Es steht nicht gut um den Datenschutz in der vernetzten Welt: Die modernen Kommunikationstechniken durchlöchern die Privatsphäre des Einzelnen immer stärker. Jede Regung in der elektronischen Online-Welt erzeugt Datenspuren, die unmittelbar gespeichert und mit Hilfe ausgefeilter Schürftechniken ausgewertet werden können. Allein beim Klicken im Web fallen Fährten an, die sich zu umfassenden Profilen verdichten lassen.

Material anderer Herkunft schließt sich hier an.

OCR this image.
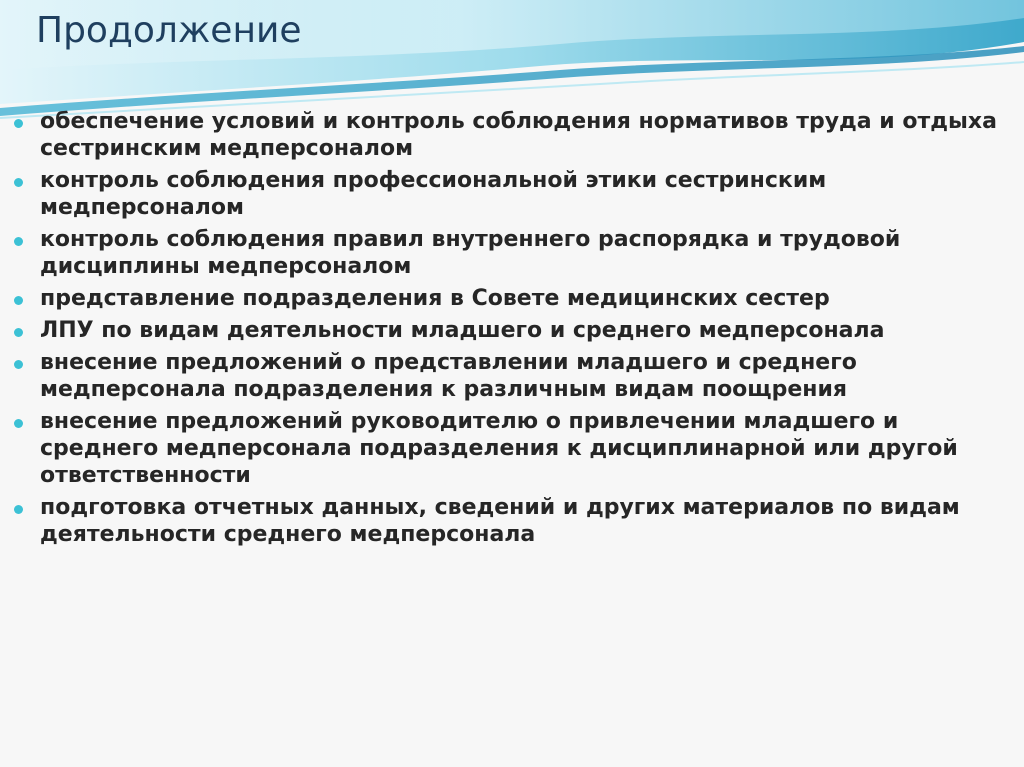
Продолжение
обеспечение условий и контроль соблюдения нормативов труда и отдыха сестринским медперсоналом
контроль соблюдения профессиональной этики сестринским медперсоналом
контроль соблюдения правил внутреннего распорядка и трудовой дисциплины медперсоналом
представление подразделения в Совете медицинских сестер
ЛПУ по видам деятельности младшего и среднего медперсонала
внесение предложений о представлении младшего и среднего медперсонала подразделения к различным видам поощрения
внесение предложений руководителю о привлечении младшего и среднего медперсонала подразделения к дисциплинарной или другой ответственности
подготовка отчетных данных, сведений и других материалов по видам деятельности среднего медперсонала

Und wer übers Handy ins Netz eines Mobilfunkbetreibers eingebucht ist, funkt permanent auf bis zu einige hundert Meter genau seinen Aufenthaltsort durch den Äther.

Schon beim gewöhnlichen Plausch aus dem Festnetz mit dem Nachbarn speichert die Telefongesellschaft für Abrechnungszwecke in der Regel 90 Tage lang, wer mit wem von welchem Anschluss aus gesprochen hat. Könnte sich jemand die Übersicht über alle diese Details der elektronischen Kommunikation verschaffen, würde er einen großen Teil des Lebens überwachen können.

So etwas reizt Strafverfolger und Geheimdienste sehr. Ihr Traum ist es seit Jahren, mit ihrem Computer und vom Schreibtisch aus den Datenberg anzubohren, den der telekommunizierende Mensch hinterlässt. Sie möchten auf diese Weise nicht nur Straftaten ermitteln, sondern auch Hinweise dafür suchen, wo sich eine Straftat anbahnt, um diese dann »präventiv« zu bekämpfen.

Der Aufenthalt im Internet lässt sich genau protokollieren

Tatsächlich scheint ihre Stunde nun gekommen zu sein: Alle rund 400 Millionen EU-Bürger sind betroffen, wenn ihre Daten, wie beabsichtigt, viele Jahre lang gespeichert werden müssen und Ermittler den Zugriff auf die so genannte Vorratsdatenspeicherung bekommen.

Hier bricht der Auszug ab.